Pies and Prejudice by Ellery Adams
A book summary is below the review.

I’m not going to sugarcoat this – I add A LOT of books to my TBR and I can guarantee I won’t read the majority of them. There just isn’t enough time in the world, even if I did nothing but read for the rest of my life. BUT when I’m hunting for the next read, I do love to scroll through it and rediscover something I added to see if it’s a hidden gem.
This book got added to my TBR in 2012. I can tell you that when I plucked it from my TBR, the cover pulled me in. I mean how can you not want to read about pie!!! Well, that and the fact that it was available at the library at that moment. Not always an easy feat.
I tell you all this because it means I did not remember the summary and I walked into it expecting pies, at minimum copious references to Jane Austen*, if not a fun modernization, and all the gooey goodness of a cozy mystery.
I was completely blind-sided by the magical realism. Now after pausing shortly after dipping my toes in, I went back to the description. I was very much palm-to-forehead. Additionally, the “Charmed” in the series name should have been a tip-off. It did not deter me. Oh no! I love me some magical realism too, so it was full steam ahead.
I wanted to love this book. It’s got pie, for goodness sake, and recipes at the back that I’m itching for someone to bake me. (Baking is the thing I struggle with the most in the food area, so someone baking for me, especially pie with a flaky crust, is always appreciated.)
What I have to say is that this book left me wanting. I think Ellery Adams was trying to work with too many ingredients and they clashed instead of complimented. In the end, we got a mystery that felt undercooked, a vein of magic that felt contrived, and an ending that made me go, “oh, that’s the end?”
Sadly, this is my first book by Adams. It might also be my last. I mean I did start this off with a mention as to how sizable my TBR is. I don’t know if I’ll take that leap with her again.
*There was one. Wah, wah, wah! And a passing mirroring of the Bennet sisters in the LeFaye sisters + Reba.
Magical Realism is the inclusion, as fact, of fantastic, mythical, or mystical elements into seemingly realistic fiction. It started in Latin American writings and has found its way across the world.
Book summary (per Goodreads):
When the going gets tough, Ella Mae LaFaye bakes pies. So when she catches her husband cheating in New York, she heads back home to Havenwood, Georgia, where she can drown her sorrows in fresh fruit filling and flakey crust. But her pies aren’t just delicious. They’re having magical effects on the people who eat them—and the public is hungry for more.

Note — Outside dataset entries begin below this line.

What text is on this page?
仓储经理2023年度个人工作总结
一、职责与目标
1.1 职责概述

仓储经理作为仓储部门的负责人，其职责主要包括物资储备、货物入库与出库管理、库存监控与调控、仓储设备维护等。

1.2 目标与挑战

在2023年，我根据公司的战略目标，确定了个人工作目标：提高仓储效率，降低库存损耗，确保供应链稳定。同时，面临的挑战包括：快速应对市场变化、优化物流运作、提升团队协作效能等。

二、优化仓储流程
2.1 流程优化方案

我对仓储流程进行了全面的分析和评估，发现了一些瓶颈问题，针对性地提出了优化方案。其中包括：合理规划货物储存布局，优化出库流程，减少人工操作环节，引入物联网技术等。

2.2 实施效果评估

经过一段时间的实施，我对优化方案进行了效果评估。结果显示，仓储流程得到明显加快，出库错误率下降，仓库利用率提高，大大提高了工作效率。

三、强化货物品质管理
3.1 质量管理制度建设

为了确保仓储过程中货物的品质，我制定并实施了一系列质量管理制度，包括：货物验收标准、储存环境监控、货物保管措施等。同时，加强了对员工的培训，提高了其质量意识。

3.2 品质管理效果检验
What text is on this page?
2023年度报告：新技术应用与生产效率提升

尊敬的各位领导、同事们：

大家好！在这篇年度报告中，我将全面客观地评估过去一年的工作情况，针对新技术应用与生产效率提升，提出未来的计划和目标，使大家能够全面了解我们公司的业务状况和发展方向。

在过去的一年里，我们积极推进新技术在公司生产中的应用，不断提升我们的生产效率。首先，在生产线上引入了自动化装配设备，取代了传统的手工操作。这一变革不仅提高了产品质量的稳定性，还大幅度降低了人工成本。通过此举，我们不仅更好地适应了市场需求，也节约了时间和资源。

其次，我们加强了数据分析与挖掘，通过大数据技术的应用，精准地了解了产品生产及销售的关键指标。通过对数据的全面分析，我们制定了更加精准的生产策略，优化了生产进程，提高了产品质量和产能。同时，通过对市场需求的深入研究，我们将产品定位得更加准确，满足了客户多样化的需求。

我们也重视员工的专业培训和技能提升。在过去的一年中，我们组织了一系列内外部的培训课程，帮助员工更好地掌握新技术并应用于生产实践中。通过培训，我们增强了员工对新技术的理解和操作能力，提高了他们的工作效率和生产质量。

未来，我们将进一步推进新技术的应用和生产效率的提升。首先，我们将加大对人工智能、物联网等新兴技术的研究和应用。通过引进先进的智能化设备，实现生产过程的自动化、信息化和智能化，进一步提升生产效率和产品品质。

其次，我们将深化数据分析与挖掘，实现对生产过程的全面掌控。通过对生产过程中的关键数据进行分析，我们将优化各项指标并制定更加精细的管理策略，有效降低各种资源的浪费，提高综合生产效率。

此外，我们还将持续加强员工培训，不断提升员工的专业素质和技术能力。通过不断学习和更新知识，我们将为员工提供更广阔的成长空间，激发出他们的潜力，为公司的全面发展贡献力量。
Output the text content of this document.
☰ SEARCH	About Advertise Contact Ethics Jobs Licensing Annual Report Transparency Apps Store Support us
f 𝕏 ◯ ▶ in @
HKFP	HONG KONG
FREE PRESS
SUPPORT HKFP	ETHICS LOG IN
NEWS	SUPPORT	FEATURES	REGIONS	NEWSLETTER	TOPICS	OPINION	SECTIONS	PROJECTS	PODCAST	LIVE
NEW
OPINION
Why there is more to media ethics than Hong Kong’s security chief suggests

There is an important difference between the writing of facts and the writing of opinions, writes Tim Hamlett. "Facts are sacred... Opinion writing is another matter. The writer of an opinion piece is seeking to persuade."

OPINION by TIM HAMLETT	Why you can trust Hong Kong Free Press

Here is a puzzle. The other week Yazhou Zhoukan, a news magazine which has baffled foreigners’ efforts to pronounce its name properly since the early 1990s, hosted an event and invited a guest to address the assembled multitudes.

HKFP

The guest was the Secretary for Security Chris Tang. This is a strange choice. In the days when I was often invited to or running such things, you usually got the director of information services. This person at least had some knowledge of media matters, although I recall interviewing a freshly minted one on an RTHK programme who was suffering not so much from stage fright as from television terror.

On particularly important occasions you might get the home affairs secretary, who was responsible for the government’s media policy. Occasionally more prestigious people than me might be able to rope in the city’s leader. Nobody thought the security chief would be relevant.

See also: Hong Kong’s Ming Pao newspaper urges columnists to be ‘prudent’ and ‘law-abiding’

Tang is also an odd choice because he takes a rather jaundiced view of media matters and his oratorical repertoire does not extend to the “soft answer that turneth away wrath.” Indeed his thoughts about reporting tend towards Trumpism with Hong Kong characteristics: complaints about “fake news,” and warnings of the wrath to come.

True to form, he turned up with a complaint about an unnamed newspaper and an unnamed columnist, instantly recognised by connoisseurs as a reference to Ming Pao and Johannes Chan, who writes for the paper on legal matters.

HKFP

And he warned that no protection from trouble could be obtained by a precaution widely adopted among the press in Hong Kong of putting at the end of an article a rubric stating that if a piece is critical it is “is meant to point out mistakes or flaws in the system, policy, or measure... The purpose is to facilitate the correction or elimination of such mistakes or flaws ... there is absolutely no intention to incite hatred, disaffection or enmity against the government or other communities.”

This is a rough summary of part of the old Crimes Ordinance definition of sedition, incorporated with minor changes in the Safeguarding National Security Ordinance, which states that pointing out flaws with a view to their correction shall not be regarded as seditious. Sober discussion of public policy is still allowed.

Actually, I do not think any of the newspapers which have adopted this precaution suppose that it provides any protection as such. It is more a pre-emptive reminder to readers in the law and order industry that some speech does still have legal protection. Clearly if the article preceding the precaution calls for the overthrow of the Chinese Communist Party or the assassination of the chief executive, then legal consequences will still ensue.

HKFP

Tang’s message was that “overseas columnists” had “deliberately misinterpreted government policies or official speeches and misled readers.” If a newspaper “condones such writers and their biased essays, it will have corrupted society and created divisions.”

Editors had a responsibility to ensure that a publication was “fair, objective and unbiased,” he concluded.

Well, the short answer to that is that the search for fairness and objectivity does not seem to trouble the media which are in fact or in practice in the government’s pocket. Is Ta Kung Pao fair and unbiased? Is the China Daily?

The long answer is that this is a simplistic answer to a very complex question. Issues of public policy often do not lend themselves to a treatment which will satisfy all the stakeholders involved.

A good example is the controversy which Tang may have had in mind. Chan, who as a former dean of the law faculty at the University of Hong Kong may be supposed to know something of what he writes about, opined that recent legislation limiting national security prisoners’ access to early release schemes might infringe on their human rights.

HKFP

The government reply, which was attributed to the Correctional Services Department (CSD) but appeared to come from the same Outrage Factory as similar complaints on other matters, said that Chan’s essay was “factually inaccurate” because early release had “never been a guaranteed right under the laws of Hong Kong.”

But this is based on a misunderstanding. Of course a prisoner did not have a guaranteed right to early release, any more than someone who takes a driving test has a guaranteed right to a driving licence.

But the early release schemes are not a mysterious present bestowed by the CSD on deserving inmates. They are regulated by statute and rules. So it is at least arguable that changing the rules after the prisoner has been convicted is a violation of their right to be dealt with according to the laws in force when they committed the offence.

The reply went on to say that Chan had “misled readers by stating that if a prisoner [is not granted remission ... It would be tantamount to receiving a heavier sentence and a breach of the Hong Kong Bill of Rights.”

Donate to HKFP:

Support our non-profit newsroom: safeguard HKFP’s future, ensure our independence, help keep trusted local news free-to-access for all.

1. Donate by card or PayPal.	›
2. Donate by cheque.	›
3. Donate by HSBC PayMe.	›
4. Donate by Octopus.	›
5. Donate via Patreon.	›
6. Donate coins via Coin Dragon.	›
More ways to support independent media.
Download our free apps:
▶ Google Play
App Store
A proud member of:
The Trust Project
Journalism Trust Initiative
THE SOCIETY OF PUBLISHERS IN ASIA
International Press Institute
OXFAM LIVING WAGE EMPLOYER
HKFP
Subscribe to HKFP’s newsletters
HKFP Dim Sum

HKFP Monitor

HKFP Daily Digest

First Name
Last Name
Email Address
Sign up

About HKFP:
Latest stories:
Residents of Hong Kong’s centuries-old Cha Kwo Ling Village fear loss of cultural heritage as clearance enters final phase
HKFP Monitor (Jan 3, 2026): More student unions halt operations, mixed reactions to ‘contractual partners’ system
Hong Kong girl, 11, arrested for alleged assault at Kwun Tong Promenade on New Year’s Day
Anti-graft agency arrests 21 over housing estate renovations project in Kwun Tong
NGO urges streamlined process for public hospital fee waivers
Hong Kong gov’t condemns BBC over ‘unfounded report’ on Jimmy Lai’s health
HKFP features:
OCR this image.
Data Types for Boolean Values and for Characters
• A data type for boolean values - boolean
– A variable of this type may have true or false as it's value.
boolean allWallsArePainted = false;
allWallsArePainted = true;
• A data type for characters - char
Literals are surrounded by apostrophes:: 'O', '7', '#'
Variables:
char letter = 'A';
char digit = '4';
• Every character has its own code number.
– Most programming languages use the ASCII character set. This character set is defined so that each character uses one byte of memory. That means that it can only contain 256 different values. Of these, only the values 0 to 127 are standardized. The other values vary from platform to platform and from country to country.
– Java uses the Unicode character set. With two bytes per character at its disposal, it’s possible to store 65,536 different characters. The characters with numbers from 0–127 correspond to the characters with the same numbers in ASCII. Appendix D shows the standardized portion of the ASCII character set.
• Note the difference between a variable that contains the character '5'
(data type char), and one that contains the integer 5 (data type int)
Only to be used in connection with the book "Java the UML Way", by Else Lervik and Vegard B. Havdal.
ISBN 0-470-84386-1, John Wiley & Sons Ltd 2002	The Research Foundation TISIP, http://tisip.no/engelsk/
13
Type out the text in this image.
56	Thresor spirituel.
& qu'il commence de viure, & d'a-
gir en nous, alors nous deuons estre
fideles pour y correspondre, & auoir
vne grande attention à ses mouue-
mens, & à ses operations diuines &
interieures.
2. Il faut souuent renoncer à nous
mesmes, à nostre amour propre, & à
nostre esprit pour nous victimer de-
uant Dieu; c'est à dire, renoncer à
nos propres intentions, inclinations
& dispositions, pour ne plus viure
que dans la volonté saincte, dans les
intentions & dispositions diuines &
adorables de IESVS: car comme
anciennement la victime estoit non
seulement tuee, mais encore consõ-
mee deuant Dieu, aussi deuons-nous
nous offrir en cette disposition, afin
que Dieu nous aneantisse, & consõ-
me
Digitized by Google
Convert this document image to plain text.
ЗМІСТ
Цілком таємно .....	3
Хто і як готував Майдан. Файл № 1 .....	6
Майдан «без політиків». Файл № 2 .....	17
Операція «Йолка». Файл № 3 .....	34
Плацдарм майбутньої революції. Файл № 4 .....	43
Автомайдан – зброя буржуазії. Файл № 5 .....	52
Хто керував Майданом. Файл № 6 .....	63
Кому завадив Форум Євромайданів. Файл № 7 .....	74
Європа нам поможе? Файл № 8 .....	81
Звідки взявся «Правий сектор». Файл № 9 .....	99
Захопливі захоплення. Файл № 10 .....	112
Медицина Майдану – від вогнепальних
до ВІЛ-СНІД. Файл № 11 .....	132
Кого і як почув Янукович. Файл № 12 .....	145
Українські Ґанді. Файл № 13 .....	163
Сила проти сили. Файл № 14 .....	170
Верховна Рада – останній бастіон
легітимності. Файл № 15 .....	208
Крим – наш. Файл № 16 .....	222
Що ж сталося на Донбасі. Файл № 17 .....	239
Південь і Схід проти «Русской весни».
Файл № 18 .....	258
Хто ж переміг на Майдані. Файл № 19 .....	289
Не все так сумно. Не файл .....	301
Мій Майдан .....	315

Discovering her hidden talent for enchantment, Ella Mae makes her own wish come true by opening the Charmed Pie Shoppe. But with her old nemesis Loralyn Gaynor making trouble, and her old crush Hugh Dylan making nice, she has more than pie on her plate. and when Loralyn’s fiancé is found dead—killed with Ella Mae’s rolling pin—it’ll take all her sweet magic to clear her name.